Wednesday, July 25, 2007

Delaware


Tisha and I had a great trip home this past weekend. Click on the picture to see more pictures. LOL.

Thursday, July 19, 2007

Nothing Else Compares


Tisha and I had our first doctor's appointment Tuesday and it was one of the best day of my life. The doctor let us hear our baby's heartbeat and it was sweet music to my hears. Although the baby is super tiny (Tisha is 10 wks pregnant), the baby's heart was beating strong and super fast. The doctor thinks we're going to have a boy but its way too early to tell. We won't know the sex of the baby until 18 wks.

Actually, to tell you the truth, this have been one of the best weeks of my life. I got a new lacrosse stick, a free bag of M&Ms from the vending machine, and my paper on Langston Hughes was accepted by the Harvard Theological Review Journal. Life is definitely good and God is definitely good.

Monday, July 16, 2007

Super Tuesday

Tomorrow is a big day for Tisha and I. We have our first doctor's appointment tomorrow and we might be able to hear the baby's heartbeat. As always, I will give you a update after the appointment.

Tuesday, July 10, 2007

Fastest Game on Two Feet


Thanks to Uzma Siddiqui, my good law school friend, I went to my first Major League Lacrosse (MLL) game this past Sunday. However, this wasn't just any old game but it was the All Star Game. I got to see my favorite lax player, Kyle Harrison, score a goal and I got to spend a nice (hot) afternoon watching great lacrosse. Oh yeah, and to top it off, I caught one of the free MLL T-shirts they were throwing in the stands.

As some of you know, lacrosse has a special place in my heart. I never played in high school and I always regret the decision not to play. The lacrosse coach use to hound me in the halls but I was too busy thinking about to track to start playing lacrosse. What a waste! All I have to show for my 3 years of running track are a few school records.

Thursday, July 5, 2007

Why Family Is So Important


As Tisha and I move closer to having a little one, my thoughts often turn to my childhood. People always say that you never appreciate your parents until you have a little one and I'm finally starting to see the truth in that statement. Now that I'm on the verge of being a parent, I think about my parents a lot more than usual. I think about the sacrifices that they made and the great values that they installed in me. Even if they never sat me down and gave me a lecture on certain issues, their actions always provided a example of how to be a great couple and ultimately how to be great parents.

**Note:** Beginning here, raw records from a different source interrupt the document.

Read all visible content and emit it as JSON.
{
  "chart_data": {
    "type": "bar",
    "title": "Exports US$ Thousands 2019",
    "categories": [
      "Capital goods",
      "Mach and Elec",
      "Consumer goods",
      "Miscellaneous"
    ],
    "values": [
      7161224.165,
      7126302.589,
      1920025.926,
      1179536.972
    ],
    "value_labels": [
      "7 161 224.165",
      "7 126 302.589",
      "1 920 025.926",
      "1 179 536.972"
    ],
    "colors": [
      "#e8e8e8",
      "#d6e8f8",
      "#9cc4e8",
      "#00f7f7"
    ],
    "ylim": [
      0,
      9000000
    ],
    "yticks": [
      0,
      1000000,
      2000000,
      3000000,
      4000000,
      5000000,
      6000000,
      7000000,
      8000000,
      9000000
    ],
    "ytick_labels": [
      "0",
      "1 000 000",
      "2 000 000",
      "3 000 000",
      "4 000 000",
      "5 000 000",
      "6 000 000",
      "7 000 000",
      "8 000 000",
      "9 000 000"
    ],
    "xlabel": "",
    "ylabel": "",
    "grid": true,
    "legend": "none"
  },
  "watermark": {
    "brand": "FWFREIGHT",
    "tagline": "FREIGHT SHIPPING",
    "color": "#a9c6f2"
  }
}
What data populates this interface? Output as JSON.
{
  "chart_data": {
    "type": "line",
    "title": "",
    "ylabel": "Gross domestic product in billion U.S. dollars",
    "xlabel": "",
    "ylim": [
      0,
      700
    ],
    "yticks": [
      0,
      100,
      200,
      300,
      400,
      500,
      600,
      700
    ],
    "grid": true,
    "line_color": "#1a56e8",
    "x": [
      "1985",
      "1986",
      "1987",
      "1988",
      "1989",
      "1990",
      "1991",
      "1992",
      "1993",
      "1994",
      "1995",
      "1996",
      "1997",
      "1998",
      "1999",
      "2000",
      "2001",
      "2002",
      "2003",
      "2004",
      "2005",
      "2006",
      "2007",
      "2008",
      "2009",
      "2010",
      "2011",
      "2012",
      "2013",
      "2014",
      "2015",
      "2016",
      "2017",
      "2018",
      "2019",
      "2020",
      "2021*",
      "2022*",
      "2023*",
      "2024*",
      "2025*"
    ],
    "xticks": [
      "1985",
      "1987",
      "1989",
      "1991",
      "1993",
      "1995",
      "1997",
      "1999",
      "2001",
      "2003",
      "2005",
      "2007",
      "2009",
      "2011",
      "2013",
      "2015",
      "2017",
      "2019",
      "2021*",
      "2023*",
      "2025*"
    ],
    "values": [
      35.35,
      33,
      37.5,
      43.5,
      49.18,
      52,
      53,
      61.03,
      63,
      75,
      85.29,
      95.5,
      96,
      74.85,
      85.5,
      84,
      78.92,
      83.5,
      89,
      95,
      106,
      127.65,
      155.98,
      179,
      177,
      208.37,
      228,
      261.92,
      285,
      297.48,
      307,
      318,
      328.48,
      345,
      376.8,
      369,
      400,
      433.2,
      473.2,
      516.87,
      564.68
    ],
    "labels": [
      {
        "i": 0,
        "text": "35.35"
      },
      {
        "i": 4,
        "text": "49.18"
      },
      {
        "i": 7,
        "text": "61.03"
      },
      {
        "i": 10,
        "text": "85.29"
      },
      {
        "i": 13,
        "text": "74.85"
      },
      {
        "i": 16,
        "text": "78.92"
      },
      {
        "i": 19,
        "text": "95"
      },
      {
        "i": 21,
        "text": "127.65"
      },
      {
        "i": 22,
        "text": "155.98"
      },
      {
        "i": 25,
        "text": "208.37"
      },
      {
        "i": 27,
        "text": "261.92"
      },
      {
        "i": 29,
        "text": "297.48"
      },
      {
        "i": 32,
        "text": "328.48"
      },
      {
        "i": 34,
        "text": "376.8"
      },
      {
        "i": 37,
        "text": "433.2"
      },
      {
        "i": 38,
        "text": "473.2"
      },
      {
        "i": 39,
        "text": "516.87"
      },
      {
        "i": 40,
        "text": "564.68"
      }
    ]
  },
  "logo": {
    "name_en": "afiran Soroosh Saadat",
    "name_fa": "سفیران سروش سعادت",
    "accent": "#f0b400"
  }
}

However, the man that you see today is not just a product of his parents but a product of his entire extended family. A host of aunts, uncles, cousins, grandparents and in-laws all contributed to the person that I am and the person I want to become. Family like my Aunt Tee, who always cheered the loudest at my football games; Uncle Marshall, who words of wisdom of becoming a man will never be forgotten; Uncle Wayne, who always had my back; and my Grandparents, who can always brighten my dad with a quick visit, all played a major part in shaping me. And I can not forget my cousins. Thanks for always standing up for your shorter nerdy cousin (and I don't mean Clarence III).

This is a special Thank You to all of my family members!